Venezuelans took to the streets on April 14 to protest a new housing law proposed by the new right wing-controlled assembly that seeks to privatise public housing.
TeleSUR correspondent in Caracas Iain Bruce reported: “Government supporters are protesting against a law passed by parliament to allow public housing to be sold.”
The protesters say this is a bid to privatise public housing, boost the market in home loans and benefit the banks.
The government has built more than 1 million homes since 2010, especially for victims of natural disasters and others most in need. The law passed by the opposition majority would give the beneficiaries full property rights, including the right to buy and sell at will.
Opponents of the law fear this could spark a speculative bubble, pricing out the poor and undermining the aim of public housing — guaranteed access to housing for all.
The protest came after the first national plenary session of the Congress of the Homeland began on April 13 in Caracas. The congress is an opportunity for Venezuela's popular sectors to submit and debate proposals aimed at solving the country's deep-seated problems.
During the opening ceremony, President Nicolas Maduro said: “This is a deep rebirth amidst difficulties meant to generate a new awareness, in order to awake the one who is asleep, and convoke the one that has not been convoked.”
The debates will last until April 19 with the aim of generating new forces and leaders for the country, Maduro said.
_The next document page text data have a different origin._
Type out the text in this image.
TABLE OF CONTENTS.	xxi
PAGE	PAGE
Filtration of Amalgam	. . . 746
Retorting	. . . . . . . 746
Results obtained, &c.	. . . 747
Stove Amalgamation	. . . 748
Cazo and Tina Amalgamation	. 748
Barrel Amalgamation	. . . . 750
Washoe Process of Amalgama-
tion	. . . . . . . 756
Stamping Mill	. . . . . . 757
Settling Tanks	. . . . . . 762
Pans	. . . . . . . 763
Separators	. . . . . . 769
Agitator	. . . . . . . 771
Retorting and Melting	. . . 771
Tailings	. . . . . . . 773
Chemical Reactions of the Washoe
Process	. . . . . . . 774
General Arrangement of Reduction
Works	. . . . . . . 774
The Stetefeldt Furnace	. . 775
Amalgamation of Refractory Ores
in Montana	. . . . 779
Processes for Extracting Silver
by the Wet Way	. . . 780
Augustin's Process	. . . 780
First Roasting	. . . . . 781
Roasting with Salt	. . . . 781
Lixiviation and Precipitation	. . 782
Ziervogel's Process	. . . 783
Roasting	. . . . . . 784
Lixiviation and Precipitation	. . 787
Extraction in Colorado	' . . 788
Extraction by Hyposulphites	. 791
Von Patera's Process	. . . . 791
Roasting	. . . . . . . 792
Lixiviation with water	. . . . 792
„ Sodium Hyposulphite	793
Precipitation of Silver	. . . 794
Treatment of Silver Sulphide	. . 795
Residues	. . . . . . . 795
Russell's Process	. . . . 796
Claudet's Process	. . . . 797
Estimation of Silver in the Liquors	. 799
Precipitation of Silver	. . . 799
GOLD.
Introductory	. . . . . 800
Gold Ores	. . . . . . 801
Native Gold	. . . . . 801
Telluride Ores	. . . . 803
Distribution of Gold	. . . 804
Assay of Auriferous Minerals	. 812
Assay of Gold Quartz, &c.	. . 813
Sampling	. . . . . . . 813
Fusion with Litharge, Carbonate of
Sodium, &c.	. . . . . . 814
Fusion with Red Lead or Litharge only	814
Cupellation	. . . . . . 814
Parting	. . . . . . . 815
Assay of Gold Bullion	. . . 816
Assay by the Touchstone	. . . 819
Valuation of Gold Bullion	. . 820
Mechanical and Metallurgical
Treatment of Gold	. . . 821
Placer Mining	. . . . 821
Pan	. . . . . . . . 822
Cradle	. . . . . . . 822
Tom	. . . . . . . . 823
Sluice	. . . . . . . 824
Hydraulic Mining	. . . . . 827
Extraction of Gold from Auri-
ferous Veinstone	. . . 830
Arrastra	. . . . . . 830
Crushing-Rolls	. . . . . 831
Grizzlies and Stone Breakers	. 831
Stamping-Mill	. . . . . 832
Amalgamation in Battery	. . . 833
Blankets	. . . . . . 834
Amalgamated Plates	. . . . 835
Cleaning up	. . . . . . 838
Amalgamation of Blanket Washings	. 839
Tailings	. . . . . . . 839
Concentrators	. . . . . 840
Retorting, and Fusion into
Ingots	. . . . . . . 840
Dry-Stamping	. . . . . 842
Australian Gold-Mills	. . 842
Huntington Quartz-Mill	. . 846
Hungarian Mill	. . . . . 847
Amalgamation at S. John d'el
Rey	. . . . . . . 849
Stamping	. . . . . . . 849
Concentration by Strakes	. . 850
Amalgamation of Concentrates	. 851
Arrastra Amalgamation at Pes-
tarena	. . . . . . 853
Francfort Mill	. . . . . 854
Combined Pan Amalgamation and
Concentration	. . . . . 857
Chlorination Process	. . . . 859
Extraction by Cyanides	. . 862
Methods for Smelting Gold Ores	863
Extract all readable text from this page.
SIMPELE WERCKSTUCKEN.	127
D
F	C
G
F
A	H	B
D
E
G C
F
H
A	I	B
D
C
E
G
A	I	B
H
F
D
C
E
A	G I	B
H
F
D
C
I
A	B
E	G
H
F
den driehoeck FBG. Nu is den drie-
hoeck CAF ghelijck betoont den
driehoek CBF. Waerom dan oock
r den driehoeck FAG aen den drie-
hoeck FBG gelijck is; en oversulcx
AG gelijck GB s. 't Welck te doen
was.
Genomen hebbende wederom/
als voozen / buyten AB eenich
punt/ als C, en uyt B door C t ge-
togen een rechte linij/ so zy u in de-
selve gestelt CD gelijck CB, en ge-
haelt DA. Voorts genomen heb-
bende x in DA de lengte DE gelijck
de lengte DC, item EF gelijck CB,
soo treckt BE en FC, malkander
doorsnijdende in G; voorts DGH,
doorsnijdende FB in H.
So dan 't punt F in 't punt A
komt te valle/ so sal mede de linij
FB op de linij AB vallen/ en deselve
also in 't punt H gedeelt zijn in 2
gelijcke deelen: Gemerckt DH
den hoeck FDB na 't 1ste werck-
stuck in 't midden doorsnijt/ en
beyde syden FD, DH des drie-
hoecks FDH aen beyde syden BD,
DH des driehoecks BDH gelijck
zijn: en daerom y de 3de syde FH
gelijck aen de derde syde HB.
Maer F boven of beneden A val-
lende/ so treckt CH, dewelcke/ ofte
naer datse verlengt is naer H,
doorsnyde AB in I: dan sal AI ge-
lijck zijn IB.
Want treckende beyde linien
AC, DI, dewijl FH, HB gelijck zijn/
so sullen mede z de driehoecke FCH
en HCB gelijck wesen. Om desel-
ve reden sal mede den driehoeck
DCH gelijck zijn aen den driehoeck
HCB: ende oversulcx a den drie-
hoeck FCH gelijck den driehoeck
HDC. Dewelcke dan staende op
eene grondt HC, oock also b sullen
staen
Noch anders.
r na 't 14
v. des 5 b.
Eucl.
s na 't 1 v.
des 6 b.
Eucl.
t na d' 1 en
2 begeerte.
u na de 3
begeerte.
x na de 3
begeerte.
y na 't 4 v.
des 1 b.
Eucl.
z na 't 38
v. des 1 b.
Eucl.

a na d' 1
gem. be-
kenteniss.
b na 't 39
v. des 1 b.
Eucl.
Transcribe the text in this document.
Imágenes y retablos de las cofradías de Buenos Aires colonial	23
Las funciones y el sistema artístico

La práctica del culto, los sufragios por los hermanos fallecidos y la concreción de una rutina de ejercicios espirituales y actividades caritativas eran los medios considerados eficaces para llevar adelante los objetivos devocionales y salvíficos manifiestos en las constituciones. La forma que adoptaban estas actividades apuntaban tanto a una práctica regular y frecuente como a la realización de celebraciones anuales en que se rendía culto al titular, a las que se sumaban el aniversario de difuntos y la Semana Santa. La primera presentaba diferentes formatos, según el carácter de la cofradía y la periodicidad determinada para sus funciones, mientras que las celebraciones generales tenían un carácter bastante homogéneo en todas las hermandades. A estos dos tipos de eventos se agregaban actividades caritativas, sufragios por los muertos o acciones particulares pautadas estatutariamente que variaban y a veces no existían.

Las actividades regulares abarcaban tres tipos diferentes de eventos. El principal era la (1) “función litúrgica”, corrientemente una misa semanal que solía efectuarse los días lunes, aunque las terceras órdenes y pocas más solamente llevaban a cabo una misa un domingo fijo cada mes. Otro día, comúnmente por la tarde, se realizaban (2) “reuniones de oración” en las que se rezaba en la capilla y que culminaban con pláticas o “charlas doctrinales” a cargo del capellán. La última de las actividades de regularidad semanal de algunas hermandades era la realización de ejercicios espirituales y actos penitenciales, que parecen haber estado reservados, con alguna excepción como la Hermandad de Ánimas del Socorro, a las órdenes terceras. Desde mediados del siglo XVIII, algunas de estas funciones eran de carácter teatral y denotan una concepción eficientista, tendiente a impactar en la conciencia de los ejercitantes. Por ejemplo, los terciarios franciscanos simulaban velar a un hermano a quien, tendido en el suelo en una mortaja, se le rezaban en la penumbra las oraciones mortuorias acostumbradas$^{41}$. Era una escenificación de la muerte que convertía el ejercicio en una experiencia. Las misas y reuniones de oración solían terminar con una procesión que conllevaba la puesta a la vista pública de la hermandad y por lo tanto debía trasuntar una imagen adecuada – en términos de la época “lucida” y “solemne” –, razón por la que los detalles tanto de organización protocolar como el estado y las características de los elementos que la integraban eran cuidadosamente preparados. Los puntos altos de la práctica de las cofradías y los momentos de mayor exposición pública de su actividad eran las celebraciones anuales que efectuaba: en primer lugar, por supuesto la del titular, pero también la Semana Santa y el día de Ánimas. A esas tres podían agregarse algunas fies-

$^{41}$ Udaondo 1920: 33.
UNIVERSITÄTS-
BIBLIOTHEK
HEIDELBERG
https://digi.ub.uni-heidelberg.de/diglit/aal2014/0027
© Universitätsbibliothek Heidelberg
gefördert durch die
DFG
He called on workers, campesinos and cultural sectors, as well as lawmakers and governors, to participate in the debates.
There have been hundreds of local, regional and sectoral meetings over the past two months to discuss people's proposals, said TeleSUR correspondent in Caracas, Ian Bruce.
Many Chavista activists see this as an opportunity to reaffirm the role of participatory democracy in the Bolivarian revolutionary movement, he said, but noted it was still not clear how, or if, concrete decisions would be taken.
This was the reason the Venezuelan Communist Party (PCV), part of the government coalition and an active participant in the Bolivarian revolution, was unsure if it would take part in the congress, said Bruce.
The opening ceremony also discussed proposals submitted by the spokespersons of the Presidential Councils of the Popular Power, as well as others from the Network for the Defence of Humanity, a collective of Latin American artists and intellectuals.